難しく感じるのは、現実と妄想の間が曖昧になるからだ。そのためストーリー上における矛盾点を指摘したくなるのだが、その次にまた矛盾が生じるので、甘んじて受け入れて観ていくしか無いのだ。ホアキンがいじめられている映像に併せて観客の神経もすり減っていく。そしてその最後に待ち受けるのは、ハッピーエンドの大団円ではない。この作品の監督はアリ・アスターである。ヘレディタリーとミッドサマーを観てきたのであれば想像できるが、この監督の作品のエンディングは須く絶望である。本作品も同様であった。始まりから終わりまでの3時間ずっと不気味さがつきまとう作品だった。

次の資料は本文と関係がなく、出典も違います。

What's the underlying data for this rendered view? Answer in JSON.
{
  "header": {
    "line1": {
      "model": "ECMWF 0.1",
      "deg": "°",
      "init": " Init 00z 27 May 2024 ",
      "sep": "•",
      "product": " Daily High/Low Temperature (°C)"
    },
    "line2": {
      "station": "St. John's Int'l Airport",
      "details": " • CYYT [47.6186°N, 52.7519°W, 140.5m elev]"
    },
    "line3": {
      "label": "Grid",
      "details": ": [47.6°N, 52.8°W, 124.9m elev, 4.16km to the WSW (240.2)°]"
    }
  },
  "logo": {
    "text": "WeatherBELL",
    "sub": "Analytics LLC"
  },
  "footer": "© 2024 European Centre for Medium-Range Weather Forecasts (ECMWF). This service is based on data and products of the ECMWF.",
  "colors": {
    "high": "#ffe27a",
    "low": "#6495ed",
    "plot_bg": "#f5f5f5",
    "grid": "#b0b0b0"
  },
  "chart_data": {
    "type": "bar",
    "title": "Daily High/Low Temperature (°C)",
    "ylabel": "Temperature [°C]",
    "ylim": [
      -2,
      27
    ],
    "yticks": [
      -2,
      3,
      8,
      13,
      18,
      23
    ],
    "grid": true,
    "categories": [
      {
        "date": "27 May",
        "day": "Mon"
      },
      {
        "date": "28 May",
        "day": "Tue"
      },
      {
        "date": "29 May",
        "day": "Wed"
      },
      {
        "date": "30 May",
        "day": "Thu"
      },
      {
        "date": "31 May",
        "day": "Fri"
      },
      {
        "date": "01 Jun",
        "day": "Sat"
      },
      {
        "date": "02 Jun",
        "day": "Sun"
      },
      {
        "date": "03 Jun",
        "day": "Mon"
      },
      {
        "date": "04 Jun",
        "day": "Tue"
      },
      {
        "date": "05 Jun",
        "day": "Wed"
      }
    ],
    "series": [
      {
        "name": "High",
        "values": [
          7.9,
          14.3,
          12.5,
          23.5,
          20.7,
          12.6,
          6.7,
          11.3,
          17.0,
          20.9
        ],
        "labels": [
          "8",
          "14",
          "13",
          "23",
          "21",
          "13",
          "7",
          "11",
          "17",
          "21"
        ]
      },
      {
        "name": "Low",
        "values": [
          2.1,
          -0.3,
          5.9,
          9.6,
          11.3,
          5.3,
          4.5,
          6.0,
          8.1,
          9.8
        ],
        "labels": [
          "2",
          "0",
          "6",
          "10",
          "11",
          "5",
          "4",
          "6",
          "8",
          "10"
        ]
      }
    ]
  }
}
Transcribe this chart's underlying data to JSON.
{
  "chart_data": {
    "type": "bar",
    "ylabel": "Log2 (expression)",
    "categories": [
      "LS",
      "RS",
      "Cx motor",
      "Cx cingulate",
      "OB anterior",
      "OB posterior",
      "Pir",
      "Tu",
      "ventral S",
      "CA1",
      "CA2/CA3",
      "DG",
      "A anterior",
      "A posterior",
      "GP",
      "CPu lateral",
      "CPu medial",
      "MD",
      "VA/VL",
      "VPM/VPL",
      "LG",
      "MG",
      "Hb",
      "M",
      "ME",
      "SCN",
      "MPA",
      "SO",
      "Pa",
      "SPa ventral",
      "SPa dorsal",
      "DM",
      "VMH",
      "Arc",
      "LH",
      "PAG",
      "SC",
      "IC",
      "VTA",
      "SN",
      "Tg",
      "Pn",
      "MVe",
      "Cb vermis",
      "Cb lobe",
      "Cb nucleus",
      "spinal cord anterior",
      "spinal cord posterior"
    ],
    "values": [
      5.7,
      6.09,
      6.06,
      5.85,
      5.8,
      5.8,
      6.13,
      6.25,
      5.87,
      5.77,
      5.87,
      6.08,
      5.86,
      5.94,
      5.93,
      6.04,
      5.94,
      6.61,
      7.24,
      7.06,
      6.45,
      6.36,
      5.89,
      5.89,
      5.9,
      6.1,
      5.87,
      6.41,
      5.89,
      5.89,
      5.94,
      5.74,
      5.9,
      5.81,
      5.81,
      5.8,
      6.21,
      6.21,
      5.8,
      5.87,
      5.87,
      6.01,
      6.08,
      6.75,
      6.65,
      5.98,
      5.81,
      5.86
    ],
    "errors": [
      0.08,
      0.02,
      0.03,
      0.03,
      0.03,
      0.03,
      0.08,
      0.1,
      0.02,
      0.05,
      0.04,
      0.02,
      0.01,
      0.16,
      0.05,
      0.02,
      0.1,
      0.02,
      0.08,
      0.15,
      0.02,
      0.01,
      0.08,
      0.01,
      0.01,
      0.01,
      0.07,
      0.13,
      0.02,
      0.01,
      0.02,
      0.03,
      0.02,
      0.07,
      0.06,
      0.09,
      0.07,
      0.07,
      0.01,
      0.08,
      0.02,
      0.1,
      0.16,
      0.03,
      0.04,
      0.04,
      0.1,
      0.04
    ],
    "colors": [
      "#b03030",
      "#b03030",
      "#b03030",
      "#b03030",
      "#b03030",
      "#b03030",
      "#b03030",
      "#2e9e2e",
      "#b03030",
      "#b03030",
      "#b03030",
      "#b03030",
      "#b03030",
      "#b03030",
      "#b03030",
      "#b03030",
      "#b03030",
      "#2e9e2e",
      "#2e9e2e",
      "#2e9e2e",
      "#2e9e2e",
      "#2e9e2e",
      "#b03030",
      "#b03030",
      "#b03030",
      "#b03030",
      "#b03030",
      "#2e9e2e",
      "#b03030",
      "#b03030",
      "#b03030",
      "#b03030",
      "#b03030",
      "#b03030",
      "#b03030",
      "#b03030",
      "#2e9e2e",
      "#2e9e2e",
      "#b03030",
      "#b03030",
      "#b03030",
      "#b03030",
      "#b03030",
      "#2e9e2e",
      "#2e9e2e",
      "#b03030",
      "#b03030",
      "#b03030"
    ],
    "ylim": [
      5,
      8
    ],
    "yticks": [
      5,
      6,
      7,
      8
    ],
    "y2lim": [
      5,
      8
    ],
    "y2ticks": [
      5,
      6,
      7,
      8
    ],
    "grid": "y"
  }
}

ポップコーンを食べる手が何度も止まったが、観て後悔はない感じ。観る人によって恐怖のポイントや笑える箇所が違うと思われるので、観た人はぜひ感想や考察を教えてほしい。


一週間でハイカロリーな映画ばかり観てきた。もう少しで、社会人になるので映画を観る機会が減りそうだ。安く観れるうちに観ておこう。

追記
押井守監督のSF短編映画『ラ・ジュテ』がYouTube上で期間限定無料配信されているのでぜひ観てほしい。大塚明夫のナレーションがいい。

この記事が気に入ったらサポートをしてみませんか?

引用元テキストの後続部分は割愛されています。